A catastrophe model is the best tool for the identification of drivers of loss and TVaR is a common way to portray them. Drivers of loss are sections of a portfolio, or in some cases single risks, identified as being the most likely significant contributors to a catastrophe. It should be noted that different elements of the portfolio are likely to be drivers of loss depending on the risk metric used. For example, a facultative contract with a very high attachment point compared to the rest of the portfolio, is unlikely to be a main contributor to the annual average loss but may well be the main driver of loss in the tail. The ability to identify and compare drivers of loss at different return periods is essential for exposure management. Kovrr’s platform provides visibility on the main drivers of loss using additive metrics including Annual Average Loss and TVaR.
In the quest to avoid surprises, it is not enough to have a catalog including all possible black swans, however, it is important to be able to identify which portions of the portfolio are the most vulnerable. VaR and TVaR metrics directly emanate from the correlation assumptions in the model and the shape of the resulting loss distribution, it is therefore essential these assumptions are well understood in order for users to make the most of them. This is yet another clear difference with natural hazards, where the correlation is completely described by the geography of the peril. For exposure managers working in cyber, Kovrr’s model offers full transparency on the main drivers of loss and the assumptions behind their identification.
These metrics are often a good way for users to build confidence in a model. Underwriters and exposure managers have an existing understanding of their portfolio and are looking for tools that provide additional insights. The identification of drivers of loss is a good test for any model because it can confirm pre-existing knowledge while providing additional information on cyber risk.
Cyber is characterized by interdependencies, an evolving nature of threats and high uncertainty with respect to both exposure and hazard data. By taking all these aspects into account, Kovrr’s model is best placed to recognize where the potential for extreme events truly lies in a portfolio, providing users with a tool capable of not only identifying those black swans but also managing their impact.

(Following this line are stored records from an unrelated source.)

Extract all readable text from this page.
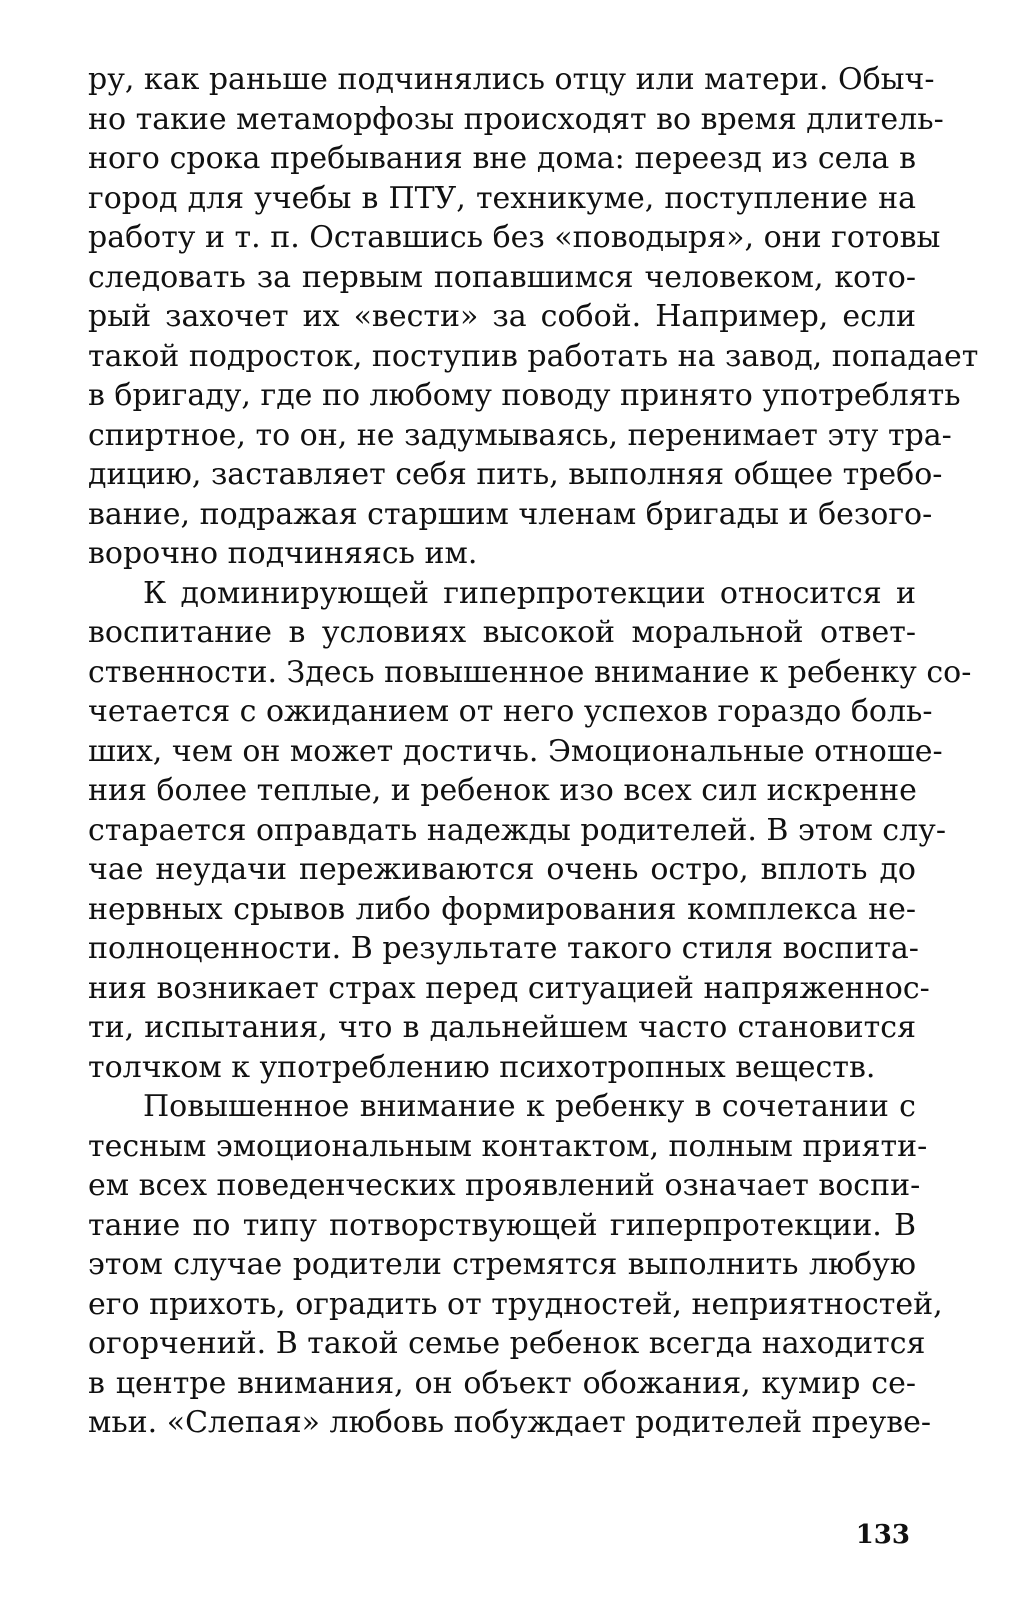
ру, как раньше подчинялись отцу или матери. Обыч-
но такие метаморфозы происходят во время длитель-
ного срока пребывания вне дома: переезд из села в
город для учебы в ПТУ, техникуме, поступление на
работу и т. п. Оставшись без «поводыря», они готовы
следовать за первым попавшимся человеком, кото-
рый захочет их «вести» за собой. Например, если
такой подросток, поступив работать на завод, попадает
в бригаду, где по любому поводу принято употреблять
спиртное, то он, не задумываясь, перенимает эту тра-
дицию, заставляет себя пить, выполняя общее требо-
вание, подражая старшим членам бригады и безого-
ворочно подчиняясь им.
К доминирующей гиперпротекции относится и
воспитание в условиях высокой моральной ответ-
ственности. Здесь повышенное внимание к ребенку со-
четается с ожиданием от него успехов гораздо боль-
ших, чем он может достичь. Эмоциональные отноше-
ния более теплые, и ребенок изо всех сил искренне
старается оправдать надежды родителей. В этом слу-
чае неудачи переживаются очень остро, вплоть до
нервных срывов либо формирования комплекса не-
полноценности. В результате такого стиля воспита-
ния возникает страх перед ситуацией напряженнос-
ти, испытания, что в дальнейшем часто становится
толчком к употреблению психотропных веществ.
Повышенное внимание к ребенку в сочетании с
тесным эмоциональным контактом, полным прияти-
ем всех поведенческих проявлений означает воспи-
тание по типу потворствующей гиперпротекции. В
этом случае родители стремятся выполнить любую
его прихоть, оградить от трудностей, неприятностей,
огорчений. В такой семье ребенок всегда находится
в центре внимания, он объект обожания, кумир се-
мьи. «Слепая» любовь побуждает родителей преуве-
133
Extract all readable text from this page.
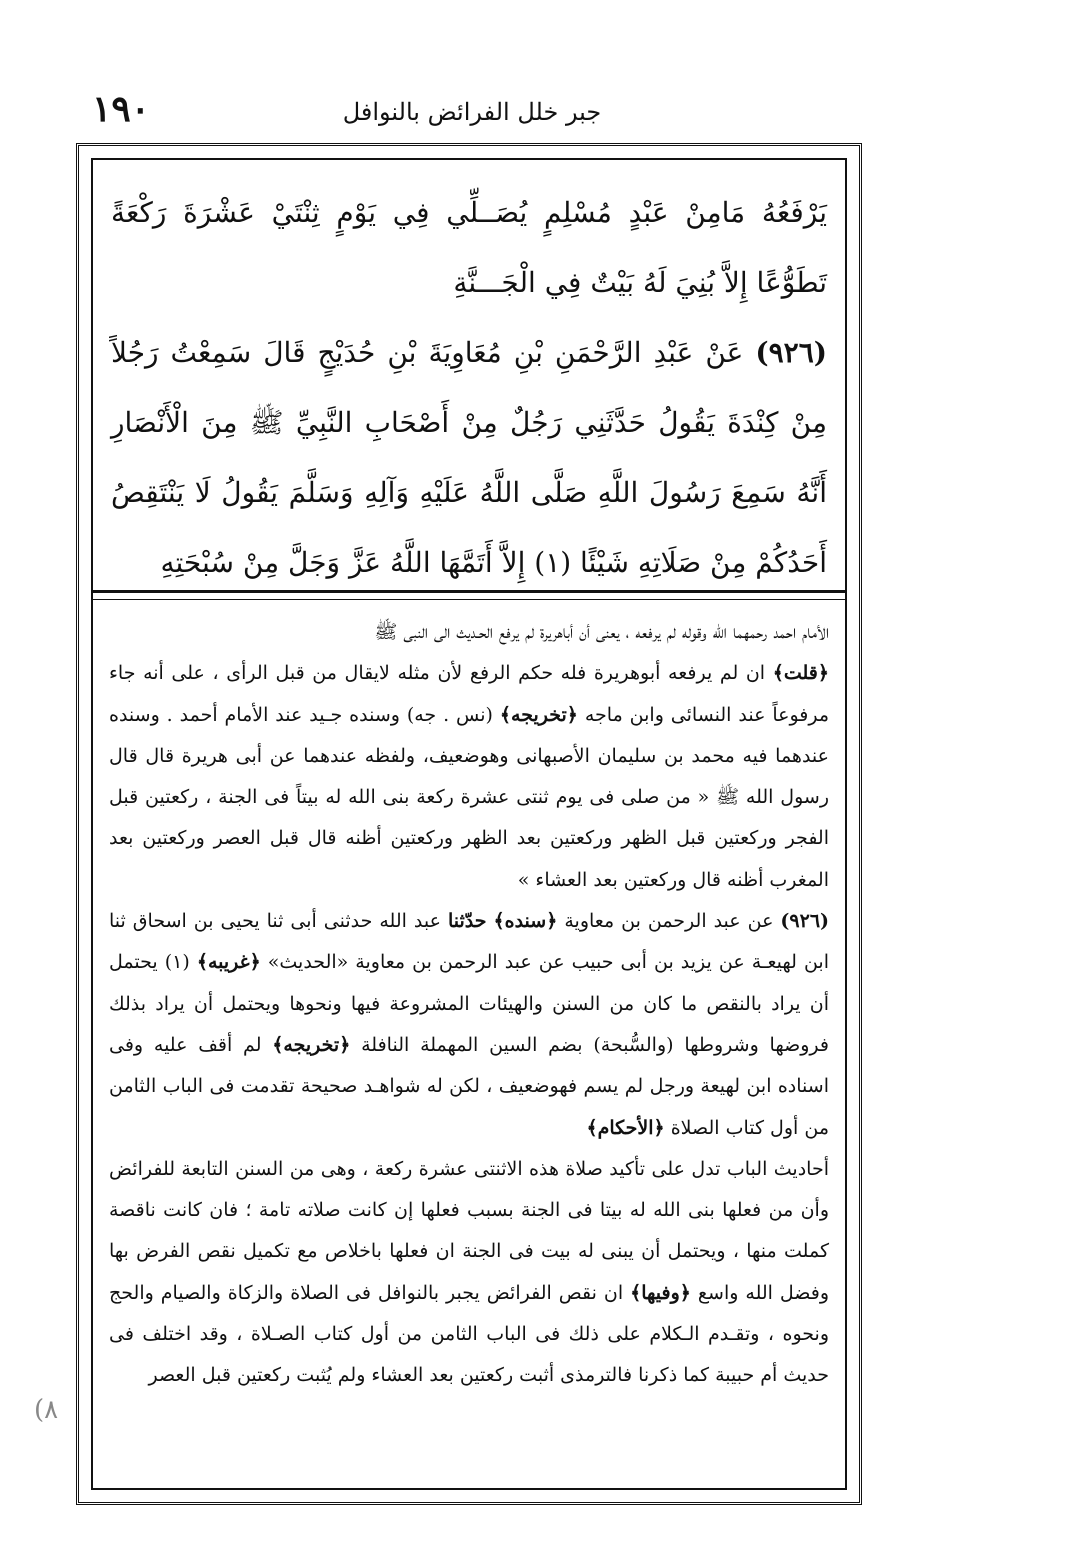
١٩٠	جبر خلل الفرائض بالنوافل

يَرْفَعُهُ مَامِنْ عَبْدٍ مُسْلِمٍ يُصَــلِّي فِي يَوْمٍ ثِنْتَيْ عَشْرَةَ رَكْعَةً تَطَوُّعًا إِلاَّ بُنِيَ لَهُ بَيْتٌ فِي الْجَـــنَّةِ

(٩٢٦) عَنْ عَبْدِ الرَّحْمَنِ بْنِ مُعَاوِيَةَ بْنِ حُدَيْجٍ قَالَ سَمِعْتُ رَجُلاً مِنْ كِنْدَةَ يَقُولُ حَدَّثَنِي رَجُلٌ مِنْ أَصْحَابِ النَّبِيِّ ﷺ مِنَ الْأَنْصَارِ أَنَّهُ سَمِعَ رَسُولَ اللَّهِ صَلَّى اللَّهُ عَلَيْهِ وَآلِهِ وَسَلَّمَ يَقُولُ لَا يَنْتَقِصُ أَحَدُكُمْ مِنْ صَلَاتِهِ شَيْئًا (١) إِلاَّ أَتَمَّهَا اللَّهُ عَزَّ وَجَلَّ مِنْ سُبْحَتِهِ

الأمام احمد رحمهما الله وقوله لم يرفعه ، يعنى أن أباهريرة لم يرفع الحـديث الى النبى ﷺ

﴿قلت﴾ ان لم يرفعه أبوهريرة فله حكم الرفع لأن مثله لايقال من قبل الرأى ، على أنه جاء مرفوعاً عند النسائى وابن ماجه ﴿تخريجه﴾ (نس . جه) وسنده جـيد عند الأمام أحمد . وسنده عندهما فيه محمد بن سليمان الأصبهانى وهوضعيف، ولفظه عندهما عن أبى هريرة قال قال رسول الله ﷺ « من صلى فى يوم ثنتى عشرة ركعة بنى الله له بيتاً فى الجنة ، ركعتين قبل الفجر وركعتين قبل الظهر وركعتين بعد الظهر وركعتين أظنه قال قبل العصر وركعتين بعد المغرب أظنه قال وركعتين بعد العشاء »

(٩٢٦) عن عبد الرحمن بن معاوية ﴿سنده﴾ حدّثنا عبد الله حدثنى أبى ثنا يحيى بن اسحاق ثنا ابن لهيعـة عن يزيد بن أبى حبيب عن عبد الرحمن بن معاوية «الحديث» ﴿غريبه﴾ (١) يحتمل أن يراد بالنقص ما كان من السنن والهيئات المشروعة فيها ونحوها ويحتمل أن يراد بذلك فروضها وشروطها (والسُّبحة) بضم السين المهملة النافلة ﴿تخريجه﴾ لم أقف عليه وفى اسناده ابن لهيعة ورجل لم يسم فهوضعيف ، لكن له شواهـد صحيحة تقدمت فى الباب الثامن من أول كتاب الصلاة ﴿الأحكام﴾

أحاديث الباب تدل على تأكيد صلاة هذه الاثنتى عشرة ركعة ، وهى من السنن التابعة للفرائض وأن من فعلها بنى الله له بيتا فى الجنة بسبب فعلها إن كانت صلاته تامة ؛ فان كانت ناقصة كملت منها ، ويحتمل أن يبنى له بيت فى الجنة ان فعلها باخلاص مع تكميل نقص الفرض بها وفضل الله واسع ﴿وفيها﴾ ان نقص الفرائض يجبر بالنوافل فى الصلاة والزكاة والصيام والحج ونحوه ، وتقـدم الـكلام على ذلك فى الباب الثامن من أول كتاب الصـلاة ، وقد اختلف فى حديث أم حبيبة كما ذكرنا فالترمذى أثبت ركعتين بعد العشاء ولم يُثبت ركعتين قبل العصر

(٨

Kovrr’s solution enables insurance professionals to make informed decisions based on the ability to drill down from portfolio-level exposures to the irrespective single risks’ drivers of loss and to adjust their underwriting guidelines accordingly. Exposure managers and insurance executives use this information to make decisions about risk transfer, with the goal of reducing volatility and thus avoiding black swans. Identifying drivers of loss is essential for quantifying reinsurance needs, making decisions around diversification in specific markets, and ultimately validating premium adequacy. In turn, Kovrr offers reinsurers the ability to deeply understand their cedants’ portfolios, gaining insights which enable them to target support where it is most needed and ultimately deploy capital more efficiently. Going forward the challenge will no longer be finding black swans but managing a flock of them.